The pregame ceremonies also included an emotional moment, when Astros coach Rich Dauer threw out the first pitch. The 65-year-old Dauer, who won a World Series title as a player with the 1983 Orioles, nearly died during Houston’s championship parade last year when he suffered an acute subdural hematoma and collapsed. He underwent emergency brain surgery and reportedly was given just a 3 percent chance of survival, but after being unconscious for three days, he eventually recovered and was on hand Monday for a grateful hug from Manager A. J. Hinch.

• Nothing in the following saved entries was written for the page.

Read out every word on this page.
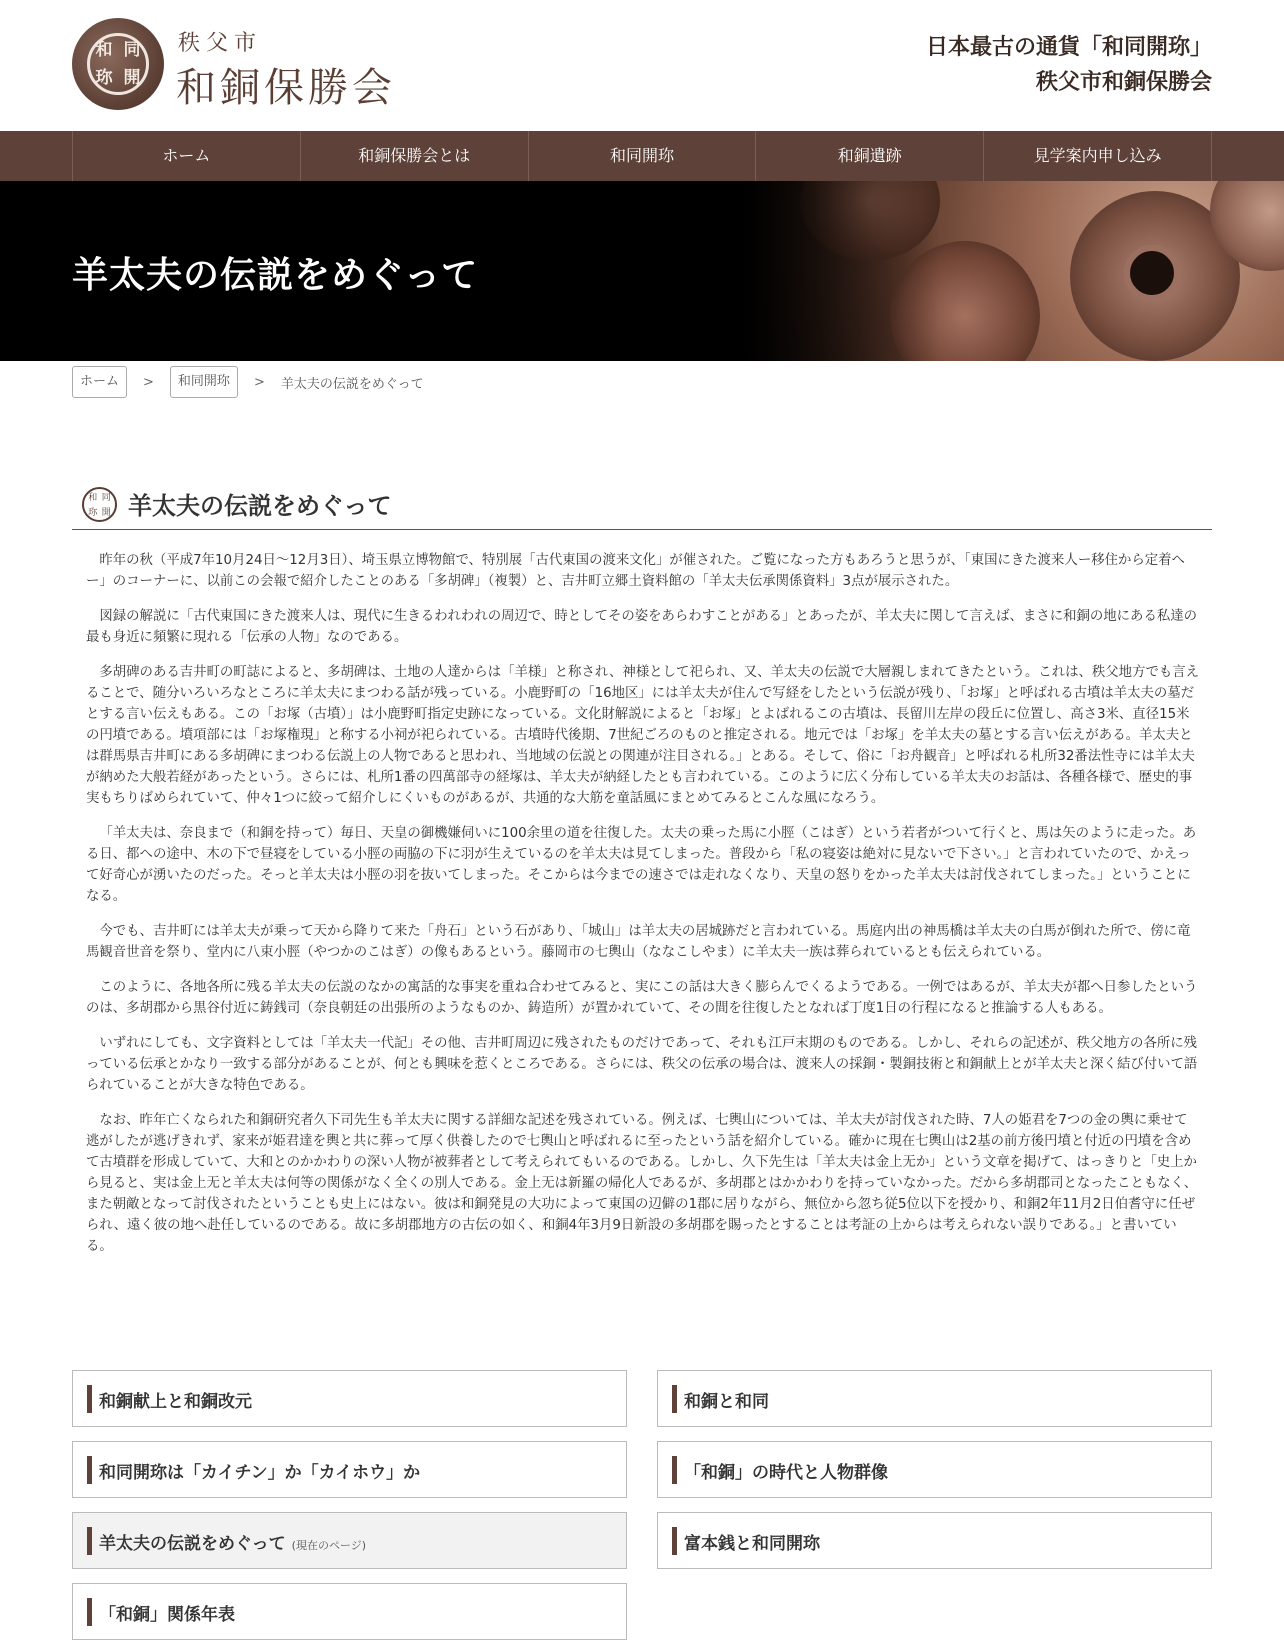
和 同
珎 開
秩父市
和銅保勝会
日本最古の通貨「和同開珎」
秩父市和銅保勝会
ホーム	和銅保勝会とは	和同開珎	和銅遺跡	見学案内申し込み
羊太夫の伝説をめぐって
ホーム	>	和同開珎	> 羊太夫の伝説をめぐって
和 同
珎 開 羊太夫の伝説をめぐって

昨年の秋（平成7年10月24日〜12月3日）、埼玉県立博物館で、特別展「古代東国の渡来文化」が催された。ご覧になった方もあろうと思うが、「東国にきた渡来人ー移住から定着へー」のコーナーに、以前この会報で紹介したことのある「多胡碑」（複製）と、吉井町立郷土資料館の「羊太夫伝承関係資料」3点が展示された。

図録の解説に「古代東国にきた渡来人は、現代に生きるわれわれの周辺で、時としてその姿をあらわすことがある」とあったが、羊太夫に関して言えば、まさに和銅の地にある私達の最も身近に頻繁に現れる「伝承の人物」なのである。

多胡碑のある吉井町の町誌によると、多胡碑は、土地の人達からは「羊様」と称され、神様として祀られ、又、羊太夫の伝説で大層親しまれてきたという。これは、秩父地方でも言えることで、随分いろいろなところに羊太夫にまつわる話が残っている。小鹿野町の「16地区」には羊太夫が住んで写経をしたという伝説が残り、「お塚」と呼ばれる古墳は羊太夫の墓だとする言い伝えもある。この「お塚（古墳）」は小鹿野町指定史跡になっている。文化財解説によると「お塚」とよばれるこの古墳は、長留川左岸の段丘に位置し、高さ3米、直径15米の円墳である。墳項部には「お塚権現」と称する小祠が祀られている。古墳時代後期、7世紀ごろのものと推定される。地元では「お塚」を羊太夫の墓とする言い伝えがある。羊太夫とは群馬県吉井町にある多胡碑にまつわる伝説上の人物であると思われ、当地域の伝説との関連が注目される。」とある。そして、俗に「お舟観音」と呼ばれる札所32番法性寺には羊太夫が納めた大般若経があったという。さらには、札所1番の四萬部寺の経塚は、羊太夫が納経したとも言われている。このように広く分布している羊太夫のお話は、各種各様で、歴史的事実もちりばめられていて、仲々1つに絞って紹介しにくいものがあるが、共通的な大筋を童話風にまとめてみるとこんな風になろう。

「羊太夫は、奈良まで（和銅を持って）毎日、天皇の御機嫌伺いに100余里の道を往復した。太夫の乗った馬に小脛（こはぎ）という若者がついて行くと、馬は矢のように走った。ある日、都への途中、木の下で昼寝をしている小脛の両脇の下に羽が生えているのを羊太夫は見てしまった。普段から「私の寝姿は絶対に見ないで下さい。」と言われていたので、かえって好奇心が湧いたのだった。そっと羊太夫は小脛の羽を抜いてしまった。そこからは今までの速さでは走れなくなり、天皇の怒りをかった羊太夫は討伐されてしまった。」ということになる。

今でも、吉井町には羊太夫が乗って天から降りて来た「舟石」という石があり、「城山」は羊太夫の居城跡だと言われている。馬庭内出の神馬橋は羊太夫の白馬が倒れた所で、傍に竜馬観音世音を祭り、堂内に八束小脛（やつかのこはぎ）の像もあるという。藤岡市の七輿山（ななこしやま）に羊太夫一族は葬られているとも伝えられている。

このように、各地各所に残る羊太夫の伝説のなかの寓話的な事実を重ね合わせてみると、実にこの話は大きく膨らんでくるようである。一例ではあるが、羊太夫が都へ日参したというのは、多胡郡から黒谷付近に鋳銭司（奈良朝廷の出張所のようなものか、鋳造所）が置かれていて、その間を往復したとなれば丁度1日の行程になると推論する人もある。

いずれにしても、文字資料としては「羊太夫一代記」その他、吉井町周辺に残されたものだけであって、それも江戸末期のものである。しかし、それらの記述が、秩父地方の各所に残っている伝承とかなり一致する部分があることが、何とも興味を惹くところである。さらには、秩父の伝承の場合は、渡来人の採銅・製銅技術と和銅献上とが羊太夫と深く結び付いて語られていることが大きな特色である。

なお、昨年亡くなられた和銅研究者久下司先生も羊太夫に関する詳細な記述を残されている。例えば、七輿山については、羊太夫が討伐された時、7人の姫君を7つの金の輿に乗せて逃がしたが逃げきれず、家来が姫君達を輿と共に葬って厚く供養したので七輿山と呼ばれるに至ったという話を紹介している。確かに現在七輿山は2基の前方後円墳と付近の円墳を含めて古墳群を形成していて、大和とのかかわりの深い人物が被葬者として考えられてもいるのである。しかし、久下先生は「羊太夫は金上无か」という文章を掲げて、はっきりと「史上から見ると、実は金上无と羊太夫は何等の関係がなく全くの別人である。金上无は新羅の帰化人であるが、多胡郡とはかかわりを持っていなかった。だから多胡郡司となったこともなく、また朝敵となって討伐されたということも史上にはない。彼は和銅発見の大功によって東国の辺僻の1郡に居りながら、無位から忽ち従5位以下を授かり、和銅2年11月2日伯耆守に任ぜられ、遠く彼の地へ赴任しているのである。故に多胡郡地方の古伝の如く、和銅4年3月9日新設の多胡郡を賜ったとすることは考証の上からは考えられない誤りである。」と書いている。

和銅献上と和銅改元	和銅と和同
和同開珎は「カイチン」か「カイホウ」か	「和銅」の時代と人物群像
羊太夫の伝説をめぐって (現在のページ)	富本銭と和同開珎
「和銅」関係年表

After the Baltimore and Houston lineups were introduced, a banner commemorating the Astros’ 2005 National League championship (the team switched to the AL in 2013) was unveiled with little trouble. The same could not be said of the World Series banner, but no one seemed unhappy at the extra wait, least of all Altuve and Verlander.

Actually, it’s likely that some people were, in fact, angered by the time it took to complete the unveiling: Falcons fans. That’s because while the Astros employees were doing their best to dislodge the cover, another banner could be seen in the background, noting the 28-3 deficit famously overcome by the Patriots in Super Bowl LI.